O ministro Flávio Dino abriu a divergência no Plenário Virtual e foi seguido pelos ministros Luís Roberto Barroso, Alexandre de Moraes e Cristiano Zanin. Em seu voto, Dino diferenciou o tempo à disposição do empregador, que se caracteriza quando o empregado está no local de trabalho esperando ordens, do intervalo intrajornada previsto na Consolidação das Leis do Trabalho (CLT), como a pausa para o almoço, que é descontada dos trabalhadores.
Para ele, não caberia estender a eficácia do regime excepcional, como o dos intervalos intrajornada, “por vontade unilateral do empregador, a outras pausas ou intervalos atípicos, tal como o recreio escolar”. “Achando-se o empregado no centro de trabalho, à disposição do empregador, estará cumprindo sua jornada para todos os efeitos, independentemente de estar efetivamente prestando serviços ou não”, defendeu o ministro.
Ele lembrou que, antes da reforma trabalhista (Lei nº 13.467, de 2017), os professores não podiam trabalhar mais de quatro horas diárias e, dessa forma, não tinham direito a nenhum intervalo intrajornada. A nova lei, no entanto, extinguiu a jornada especial e eles passaram a se sujeitar às regras comuns da CLT. Nesse caso, em um expediente de oito horas, segundo o ministro, só pode haver um intervalo intrajornada — normalmente a pausa para o almoço.
Flávio Dino propôs a seguinte tese: “Tanto o recreio escolar (educação básica) quanto o intervalo de aula (educação superior) constituem, em regra, tempo do professor à disposição (CLT, artigo 4º, ‘caput’); excepcionalmente, tais períodos não serão computados na jornada, quando o docente adentrar ou permanecer no local de trabalho, voluntariamente, para exercer atividades exclusivamente particulares (CLT, artigo 4º, parágrafo 2º), conforme análise caso a caso pela Justiça do Trabalho”.
Segundo Mauricio Corrêa da Veiga, advogado trabalhista e sócio do Corrêa da Veiga Advogados, o Supremo tem demonstrado nos últimos anos uma preocupação com a postura da Justiça do Trabalho de criar obrigações para empregadores sem que haja previsão legal. “Caso prevaleça o voto do ministro Gilmar Mendes, será dada a oportunidade para a negociação sindical estabelecer critérios objetivos para definir se o recreio constitui ou não tempo à disposição do empregador”, diz.
Eliane Ribeiro Gago, head da área trabalhista do escritório Duarte Garcia, Serra Netto e Terra, afirma que o reconhecimento da presunção de disponibilidade “exigirá que as instituições de ensino encontrem soluções para essa nova realidade, especialmente diante da possibilidade de pagamento de horas extras”. Esse custo, acrescenta, provavelmente será repassado para as mensalidades escolares, “impactando diretamente os alunos e suas famílias”.

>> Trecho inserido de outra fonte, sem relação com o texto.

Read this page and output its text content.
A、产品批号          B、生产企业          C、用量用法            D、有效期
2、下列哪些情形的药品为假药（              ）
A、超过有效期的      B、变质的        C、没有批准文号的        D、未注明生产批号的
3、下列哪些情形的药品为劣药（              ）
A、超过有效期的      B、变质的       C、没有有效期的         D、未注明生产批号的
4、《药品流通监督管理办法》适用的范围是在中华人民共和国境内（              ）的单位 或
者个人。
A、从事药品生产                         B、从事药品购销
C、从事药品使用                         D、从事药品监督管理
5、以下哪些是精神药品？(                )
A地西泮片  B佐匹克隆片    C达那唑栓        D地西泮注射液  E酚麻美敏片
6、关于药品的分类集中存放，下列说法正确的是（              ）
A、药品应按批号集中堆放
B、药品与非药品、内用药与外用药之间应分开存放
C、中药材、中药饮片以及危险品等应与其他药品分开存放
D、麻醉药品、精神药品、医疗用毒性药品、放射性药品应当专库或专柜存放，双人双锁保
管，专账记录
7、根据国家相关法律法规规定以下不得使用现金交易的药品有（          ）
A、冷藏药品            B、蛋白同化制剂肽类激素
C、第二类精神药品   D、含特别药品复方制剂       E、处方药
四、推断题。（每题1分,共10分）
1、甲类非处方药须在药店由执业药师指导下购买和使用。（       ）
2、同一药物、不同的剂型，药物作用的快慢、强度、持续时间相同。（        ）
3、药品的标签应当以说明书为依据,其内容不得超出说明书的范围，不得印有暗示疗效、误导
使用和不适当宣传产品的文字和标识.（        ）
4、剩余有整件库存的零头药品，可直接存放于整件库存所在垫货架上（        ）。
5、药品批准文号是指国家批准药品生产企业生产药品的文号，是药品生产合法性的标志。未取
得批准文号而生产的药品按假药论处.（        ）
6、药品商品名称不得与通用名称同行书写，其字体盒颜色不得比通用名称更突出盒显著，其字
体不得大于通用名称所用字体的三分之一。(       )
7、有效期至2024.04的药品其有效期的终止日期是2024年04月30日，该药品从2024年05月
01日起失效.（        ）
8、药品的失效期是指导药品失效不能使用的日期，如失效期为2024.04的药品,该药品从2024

Porém, se prevalecer o entendimento de Gilmar Mendes, diz, as instituições de ensino terão mais flexibilidade para negociar diretamente com os sindicatos a inclusão do recreio na jornada de trabalho, “permitindo que as condições de trabalho sejam ajustadas conforme a realidade de cada escola” e evitando o aumento de custos trabalhistas.